After all, he had not been there when Bill so nearly died, and he could
understand that the shock of that episode might have distorted the
judgment even of a woman so well balanced as Ruth. He was quite ready
to be loyal to her in the matter, however distasteful it might be to
him.
But now he saw the truth. A succession of tiny incidents had brought
light to him. Ruth might or might not be to some extent genuine in her
belief in the new system, but her chief motive for giving it her
support was something quite different. He had tried not to admit to
himself, but he could do so no longer. Ruth allowed Mrs. Porter to have
her way because it suited her to do so; because, with Mrs. Porter on
the premises, she had more leisure in which to amuse herself; because,
to put it in a word, the child had begun to bore her.
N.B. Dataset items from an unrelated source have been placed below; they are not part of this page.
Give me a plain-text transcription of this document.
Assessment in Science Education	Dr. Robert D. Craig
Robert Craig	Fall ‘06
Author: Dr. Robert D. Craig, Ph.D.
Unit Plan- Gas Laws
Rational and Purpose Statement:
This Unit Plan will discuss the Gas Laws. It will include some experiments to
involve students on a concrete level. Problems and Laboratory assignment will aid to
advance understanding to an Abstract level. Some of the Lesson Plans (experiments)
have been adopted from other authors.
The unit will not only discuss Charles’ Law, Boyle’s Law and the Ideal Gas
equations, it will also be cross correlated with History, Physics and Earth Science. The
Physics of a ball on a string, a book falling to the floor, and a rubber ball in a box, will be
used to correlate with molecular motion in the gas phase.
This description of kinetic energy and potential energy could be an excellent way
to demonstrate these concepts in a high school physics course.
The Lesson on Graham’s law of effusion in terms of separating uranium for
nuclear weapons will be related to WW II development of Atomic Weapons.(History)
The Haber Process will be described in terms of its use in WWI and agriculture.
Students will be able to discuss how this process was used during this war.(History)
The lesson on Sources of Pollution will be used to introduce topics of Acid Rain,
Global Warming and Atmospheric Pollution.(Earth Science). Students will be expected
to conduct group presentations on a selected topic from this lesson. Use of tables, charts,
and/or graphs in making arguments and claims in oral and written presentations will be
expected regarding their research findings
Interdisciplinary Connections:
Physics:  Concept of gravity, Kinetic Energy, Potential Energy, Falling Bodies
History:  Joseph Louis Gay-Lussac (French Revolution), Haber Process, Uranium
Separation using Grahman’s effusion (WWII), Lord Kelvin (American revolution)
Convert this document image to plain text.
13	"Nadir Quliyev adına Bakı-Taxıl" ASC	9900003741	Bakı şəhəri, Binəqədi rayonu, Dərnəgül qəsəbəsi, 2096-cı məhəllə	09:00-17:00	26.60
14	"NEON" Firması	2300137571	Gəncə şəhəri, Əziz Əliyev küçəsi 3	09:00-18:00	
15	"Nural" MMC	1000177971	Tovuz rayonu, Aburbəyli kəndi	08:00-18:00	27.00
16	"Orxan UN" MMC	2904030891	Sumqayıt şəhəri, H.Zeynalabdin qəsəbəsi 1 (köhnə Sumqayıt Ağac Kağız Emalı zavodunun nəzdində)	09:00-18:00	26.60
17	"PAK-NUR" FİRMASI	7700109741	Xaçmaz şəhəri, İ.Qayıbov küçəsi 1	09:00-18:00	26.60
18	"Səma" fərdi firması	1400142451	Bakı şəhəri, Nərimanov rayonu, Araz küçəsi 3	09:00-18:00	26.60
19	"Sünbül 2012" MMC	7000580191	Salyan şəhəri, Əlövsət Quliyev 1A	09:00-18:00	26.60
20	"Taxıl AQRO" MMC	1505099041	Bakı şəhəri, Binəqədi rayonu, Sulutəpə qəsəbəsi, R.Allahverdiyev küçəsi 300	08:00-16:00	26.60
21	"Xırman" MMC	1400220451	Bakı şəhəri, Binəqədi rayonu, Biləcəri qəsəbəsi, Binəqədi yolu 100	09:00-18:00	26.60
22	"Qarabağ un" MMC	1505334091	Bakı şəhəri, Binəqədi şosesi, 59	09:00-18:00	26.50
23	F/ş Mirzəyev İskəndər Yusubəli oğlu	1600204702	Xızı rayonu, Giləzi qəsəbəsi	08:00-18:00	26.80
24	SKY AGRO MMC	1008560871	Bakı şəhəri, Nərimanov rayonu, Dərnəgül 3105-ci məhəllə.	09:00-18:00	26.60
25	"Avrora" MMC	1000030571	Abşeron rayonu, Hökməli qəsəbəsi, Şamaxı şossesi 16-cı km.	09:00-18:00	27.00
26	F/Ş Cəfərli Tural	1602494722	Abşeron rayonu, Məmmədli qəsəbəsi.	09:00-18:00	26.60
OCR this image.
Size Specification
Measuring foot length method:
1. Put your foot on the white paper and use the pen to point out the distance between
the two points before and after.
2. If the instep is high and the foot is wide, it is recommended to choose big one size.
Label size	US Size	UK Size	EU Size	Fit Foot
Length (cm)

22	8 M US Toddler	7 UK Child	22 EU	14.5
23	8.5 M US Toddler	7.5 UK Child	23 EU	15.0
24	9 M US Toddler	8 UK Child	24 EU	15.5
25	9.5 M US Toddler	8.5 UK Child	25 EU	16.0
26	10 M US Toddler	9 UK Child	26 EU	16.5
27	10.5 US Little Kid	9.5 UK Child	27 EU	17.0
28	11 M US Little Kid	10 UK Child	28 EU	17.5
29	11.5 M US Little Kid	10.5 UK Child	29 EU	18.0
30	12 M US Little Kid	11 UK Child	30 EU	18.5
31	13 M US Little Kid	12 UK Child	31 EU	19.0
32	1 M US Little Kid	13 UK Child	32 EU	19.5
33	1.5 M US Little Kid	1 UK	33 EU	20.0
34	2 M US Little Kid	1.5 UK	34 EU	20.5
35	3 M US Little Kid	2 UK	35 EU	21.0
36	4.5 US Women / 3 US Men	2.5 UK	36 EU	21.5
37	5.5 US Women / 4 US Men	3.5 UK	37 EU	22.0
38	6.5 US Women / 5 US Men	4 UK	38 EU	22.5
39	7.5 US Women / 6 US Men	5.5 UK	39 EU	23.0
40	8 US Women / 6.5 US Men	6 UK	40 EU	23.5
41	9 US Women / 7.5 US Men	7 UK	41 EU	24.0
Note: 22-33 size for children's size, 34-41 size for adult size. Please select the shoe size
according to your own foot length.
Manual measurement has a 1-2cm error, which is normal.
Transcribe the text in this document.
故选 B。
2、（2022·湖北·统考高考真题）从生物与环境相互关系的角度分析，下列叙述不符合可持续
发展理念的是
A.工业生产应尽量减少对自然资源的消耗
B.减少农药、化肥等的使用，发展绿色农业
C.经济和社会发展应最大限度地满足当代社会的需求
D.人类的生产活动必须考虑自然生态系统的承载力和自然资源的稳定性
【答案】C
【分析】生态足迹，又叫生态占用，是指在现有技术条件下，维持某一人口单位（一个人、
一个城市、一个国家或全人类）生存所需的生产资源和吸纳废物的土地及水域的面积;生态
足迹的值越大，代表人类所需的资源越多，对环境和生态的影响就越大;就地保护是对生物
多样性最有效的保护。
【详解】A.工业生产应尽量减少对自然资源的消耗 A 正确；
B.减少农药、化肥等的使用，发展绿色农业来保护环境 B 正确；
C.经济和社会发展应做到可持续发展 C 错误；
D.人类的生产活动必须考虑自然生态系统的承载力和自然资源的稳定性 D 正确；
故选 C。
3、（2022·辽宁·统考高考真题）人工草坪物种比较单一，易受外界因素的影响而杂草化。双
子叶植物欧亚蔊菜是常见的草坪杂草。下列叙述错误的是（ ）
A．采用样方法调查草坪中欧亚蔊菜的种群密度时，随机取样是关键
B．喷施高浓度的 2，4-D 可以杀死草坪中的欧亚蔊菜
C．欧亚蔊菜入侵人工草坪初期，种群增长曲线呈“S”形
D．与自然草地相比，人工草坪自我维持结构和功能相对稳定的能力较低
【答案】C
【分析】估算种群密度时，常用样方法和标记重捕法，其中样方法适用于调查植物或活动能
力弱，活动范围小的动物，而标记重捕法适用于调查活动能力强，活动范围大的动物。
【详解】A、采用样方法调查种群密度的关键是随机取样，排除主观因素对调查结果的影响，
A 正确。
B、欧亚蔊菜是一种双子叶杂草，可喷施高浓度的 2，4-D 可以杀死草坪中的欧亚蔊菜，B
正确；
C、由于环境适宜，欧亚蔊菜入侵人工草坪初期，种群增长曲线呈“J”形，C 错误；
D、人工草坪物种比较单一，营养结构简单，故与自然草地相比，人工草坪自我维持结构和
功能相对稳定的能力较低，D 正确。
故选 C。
Everything pointed to that. In the old days it had been her chief
pleasure to be with the boy. Their walks in the park had been a daily
ceremony with which nothing had been allowed to interfere. But now she
always had some excuse for keeping away from him.
Her visits to the nursery, when she did go there, were brief and
perfunctory. And the mischief of it was that she always presented such
admirable reasons for abstaining from Bill's society, when it was
suggested to her that she should go to him, that it was impossible to
bring her out into the open and settle the matter once and for all.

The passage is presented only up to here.